1
votes

I am a CUDA beginner. What I have here is a kernel which is executed by 2 threads. All threads should save their result to a shared variable. After all three finish, the result in sum should be 12 but I get 6!

__global__ void kernel (..)
{
    int i=blockDim.x*blockIdx.x+threadIdx.x;

    __shared__ double sum;

        ...

    if(i==0)
        sum=0.0;
    __syncthreads();

    if(i<=1)
        sum+= 2.0*3.0;
    __syncthreads();

    //sum should be 12 here, but I get 6. Why?
}

called by

test<<<1,2>>>(..);
1

1 Answers

9
votes

You have a memory race in your code. This:

sum+= 2.0*3.0;

potentially allows multiple threads to simultaneously accumulate to the sum. In your example both threads attempted to load and store at the same address at the same time. This is undefined behaviour in CUDA.

The usual way to avoid this problem is algorithm redesign. Just don't have multiple threads writing to the same memory location. There is a very widely described shared memory reduction technique you can use for accumulating sums from shared memory arrays without memory races.

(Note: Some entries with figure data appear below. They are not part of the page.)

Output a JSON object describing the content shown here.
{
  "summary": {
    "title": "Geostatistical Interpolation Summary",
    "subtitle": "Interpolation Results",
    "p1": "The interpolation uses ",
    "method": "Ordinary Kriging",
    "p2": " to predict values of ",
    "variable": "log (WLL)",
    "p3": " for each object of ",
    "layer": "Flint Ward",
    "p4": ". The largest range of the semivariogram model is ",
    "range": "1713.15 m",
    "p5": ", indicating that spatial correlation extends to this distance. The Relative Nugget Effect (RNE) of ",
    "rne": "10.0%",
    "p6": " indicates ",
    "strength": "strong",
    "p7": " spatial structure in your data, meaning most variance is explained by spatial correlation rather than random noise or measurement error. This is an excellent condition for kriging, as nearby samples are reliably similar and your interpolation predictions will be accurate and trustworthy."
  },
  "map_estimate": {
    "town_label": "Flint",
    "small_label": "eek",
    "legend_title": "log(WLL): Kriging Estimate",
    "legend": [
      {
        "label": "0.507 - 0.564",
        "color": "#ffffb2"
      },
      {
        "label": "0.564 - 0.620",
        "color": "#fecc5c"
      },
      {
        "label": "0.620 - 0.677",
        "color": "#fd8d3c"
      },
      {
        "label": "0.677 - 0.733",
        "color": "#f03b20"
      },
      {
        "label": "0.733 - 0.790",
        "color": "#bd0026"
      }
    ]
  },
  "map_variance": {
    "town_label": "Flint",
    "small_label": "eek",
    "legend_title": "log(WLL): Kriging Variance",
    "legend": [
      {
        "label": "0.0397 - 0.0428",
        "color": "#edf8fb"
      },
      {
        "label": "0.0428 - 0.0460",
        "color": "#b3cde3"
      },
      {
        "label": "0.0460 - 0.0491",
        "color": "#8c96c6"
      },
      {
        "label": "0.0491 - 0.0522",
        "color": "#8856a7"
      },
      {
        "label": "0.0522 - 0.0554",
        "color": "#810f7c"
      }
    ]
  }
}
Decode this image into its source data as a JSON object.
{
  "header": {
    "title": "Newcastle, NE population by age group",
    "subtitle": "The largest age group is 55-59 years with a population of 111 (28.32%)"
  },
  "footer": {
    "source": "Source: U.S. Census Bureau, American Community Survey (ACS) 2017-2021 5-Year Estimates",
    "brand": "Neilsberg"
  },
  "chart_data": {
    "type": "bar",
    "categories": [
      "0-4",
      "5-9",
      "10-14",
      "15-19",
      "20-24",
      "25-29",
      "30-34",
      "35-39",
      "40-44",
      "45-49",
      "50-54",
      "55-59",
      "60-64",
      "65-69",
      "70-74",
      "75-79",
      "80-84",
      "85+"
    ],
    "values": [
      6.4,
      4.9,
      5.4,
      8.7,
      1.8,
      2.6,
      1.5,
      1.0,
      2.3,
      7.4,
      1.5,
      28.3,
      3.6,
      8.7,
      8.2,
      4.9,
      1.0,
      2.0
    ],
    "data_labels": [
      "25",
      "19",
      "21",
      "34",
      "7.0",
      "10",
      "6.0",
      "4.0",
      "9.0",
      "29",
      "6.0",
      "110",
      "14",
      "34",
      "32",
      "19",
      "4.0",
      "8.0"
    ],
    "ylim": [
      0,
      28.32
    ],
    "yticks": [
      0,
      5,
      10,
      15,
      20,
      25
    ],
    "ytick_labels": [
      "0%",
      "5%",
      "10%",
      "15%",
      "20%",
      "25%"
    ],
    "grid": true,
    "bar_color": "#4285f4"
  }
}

Alternatively, there are atomic memory access primitives which can be used to serialise memory access. Your example is double precision floating point, for which I am fairly sure there is no intrinsic atomic add function. The programming guide includes an example of a user space atomic add for double precision. depending on your hardware, it may or may not be usable on a shared memory variable, as 64 bit shared memory atomic operations are only supported on compute capability 2.x and 3.x devices. In any case, atomic memory operations should be used sparingly because serialising memory access greatly reduces performance.